On July 7th, that is 7/7/7 – one of those Dan Brown numbers – the results of the new Seven Wonders of the World competition will be announced. The short list includes The Venetian Hotel in Las Vegas, the Mall of America, that Gherkin…actually it doesn’t, but one day…

It takes four visits to begin to grasp the enormity of achievement that is Amiens Cathedral. The thing is a beast: like some prehistoric creature that time forgot. People started building this in 1220. In thirteen years that makes it 800 years old. Even calming down and contemplating the finished article, around 1450, say – these things evolve – its creation is an act of pure awe. If memory is remembering then, now, but with all of our conceptions since, then the first question must be: how did they do this without computers?



Visiting Tom got the travelling vapors for the first time:

The Cathedral Church of this Citie is dedicated to our Lady, being the very Queene of al the Churches in France, and the fairest that I even saw till then. This Church was built by a certaine Bishop of this Citie, about foure hundred years since, whose monument is made in brasse at the west end of the Church, with certain Latin inscriptions about it; but such is the strangeness of the character, I could not understand it.

….The principallest relique that is kept in this Church is the forepart of St. John Baptists head, which is inclosed in a peece of gold that is beset with many precious stones. Againe, the same peece of gold is put into another rich Cabinet, made of crystal; out of the which it is taken whensoever it is shewed to any strangers or any other: it is never shewed but at sixe of the clocke in the morning, in a certain little high Chappell, consecrated to that purpose…


and rightly so: this is a wonder of someone’s world.



“They go in, they click, click, click, they buy my coffee.” Patrick sounds as if this is a bad thing: it is his coffee shop that we congregate afterwards, but there is hurt pride in his voice. Amiens Cathedral demands time. I give it hours.
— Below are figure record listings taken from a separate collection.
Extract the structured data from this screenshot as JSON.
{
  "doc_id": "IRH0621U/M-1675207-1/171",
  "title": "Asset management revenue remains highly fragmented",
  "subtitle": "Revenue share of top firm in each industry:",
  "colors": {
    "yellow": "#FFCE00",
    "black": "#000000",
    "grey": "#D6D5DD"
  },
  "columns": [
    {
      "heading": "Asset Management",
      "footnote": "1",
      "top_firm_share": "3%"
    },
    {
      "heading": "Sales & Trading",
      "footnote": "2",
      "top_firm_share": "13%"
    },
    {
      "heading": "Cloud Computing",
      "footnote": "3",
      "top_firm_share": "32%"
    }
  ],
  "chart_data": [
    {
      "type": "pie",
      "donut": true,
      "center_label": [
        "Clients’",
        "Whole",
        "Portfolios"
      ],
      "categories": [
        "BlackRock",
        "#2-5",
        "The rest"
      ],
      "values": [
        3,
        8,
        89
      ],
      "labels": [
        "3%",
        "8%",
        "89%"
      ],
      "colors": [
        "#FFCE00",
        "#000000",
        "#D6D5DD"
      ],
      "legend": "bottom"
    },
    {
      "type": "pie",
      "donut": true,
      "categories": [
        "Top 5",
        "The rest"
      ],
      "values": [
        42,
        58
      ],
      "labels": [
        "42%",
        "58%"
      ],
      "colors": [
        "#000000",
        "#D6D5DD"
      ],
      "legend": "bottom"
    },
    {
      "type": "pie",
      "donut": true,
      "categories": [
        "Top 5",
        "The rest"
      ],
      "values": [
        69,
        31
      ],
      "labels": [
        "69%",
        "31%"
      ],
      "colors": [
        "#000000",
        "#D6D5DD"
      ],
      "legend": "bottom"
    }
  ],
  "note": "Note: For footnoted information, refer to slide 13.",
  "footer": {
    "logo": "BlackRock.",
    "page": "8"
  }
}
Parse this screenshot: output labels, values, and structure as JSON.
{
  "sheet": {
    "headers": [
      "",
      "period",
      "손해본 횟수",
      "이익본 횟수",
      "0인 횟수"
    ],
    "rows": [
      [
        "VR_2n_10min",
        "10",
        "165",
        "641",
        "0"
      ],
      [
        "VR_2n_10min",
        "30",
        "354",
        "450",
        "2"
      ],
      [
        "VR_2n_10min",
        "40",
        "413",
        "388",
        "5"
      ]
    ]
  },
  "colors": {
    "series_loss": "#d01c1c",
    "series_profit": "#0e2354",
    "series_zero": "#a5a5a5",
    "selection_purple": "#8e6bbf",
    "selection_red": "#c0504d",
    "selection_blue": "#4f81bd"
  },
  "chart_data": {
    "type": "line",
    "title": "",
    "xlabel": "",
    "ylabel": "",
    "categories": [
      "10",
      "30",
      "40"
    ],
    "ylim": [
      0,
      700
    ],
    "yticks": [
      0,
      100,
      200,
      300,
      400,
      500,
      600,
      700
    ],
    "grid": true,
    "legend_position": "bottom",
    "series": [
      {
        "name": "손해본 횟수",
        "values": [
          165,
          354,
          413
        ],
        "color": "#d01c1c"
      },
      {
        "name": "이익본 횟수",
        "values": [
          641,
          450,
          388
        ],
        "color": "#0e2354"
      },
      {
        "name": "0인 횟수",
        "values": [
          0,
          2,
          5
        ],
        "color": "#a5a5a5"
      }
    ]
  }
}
When we visit churches what do we seek? On my first visit there is a service, a woman priest. The hymms have a curiously modern melody that sounds like a choral version of the songs in “Les Damoiselles de Rochfort.” Liturgical Legrand, I guess. And all around the pews we scurry: the stained glass is too far away, the paintings dark. There is an audio guide but few bother. We come together – this is a church – and we remain apart. All there is really is massiveness, light and shade. The form outweighs the function so heavily Le Corbuiser might scream.

The Victorian author-critic John Ruskin loved this place, helped him to form his over-arching aesthetic of the Gothic. He was one of those few that changed the way we see things; to this day people flock to lectures on his vision: of art, literature and architecture. Ruskin will return.

On Monday morning I have the place to myself, the only sound that staple of Mondays in every major city: construction work, the clang of girders, ladders; cranes spinning like El Greco ice skaters. Here it is work on the east wing. This is my chance to imagine Tom for the first time, gazing up and thinking – surely – this is impossible. For days know I’ve wondered what must have been going through his head as he “walked” on horseback. I think today’s sight must have shaken him: for any building of this size comes with a preternatural power, for good and bad. I’ve watched the light blaze through the stained and not-stained glass at four times of day; on each occasion the mood here is different, however many of us are inside consuming the experience. This is a building of a black and white God; of absolutes. Here we are dwarfed, perhaps as Chantall was in the dessert oasis. Except that here there is language, sculpture, paintings, architecture. And its collective imperative is: have wonder.

Believe.

I feel Tom must have known then that England wasn’t everything. But then he wouldn’t have been travelling if he’d thought that. However much he kept it under his hat.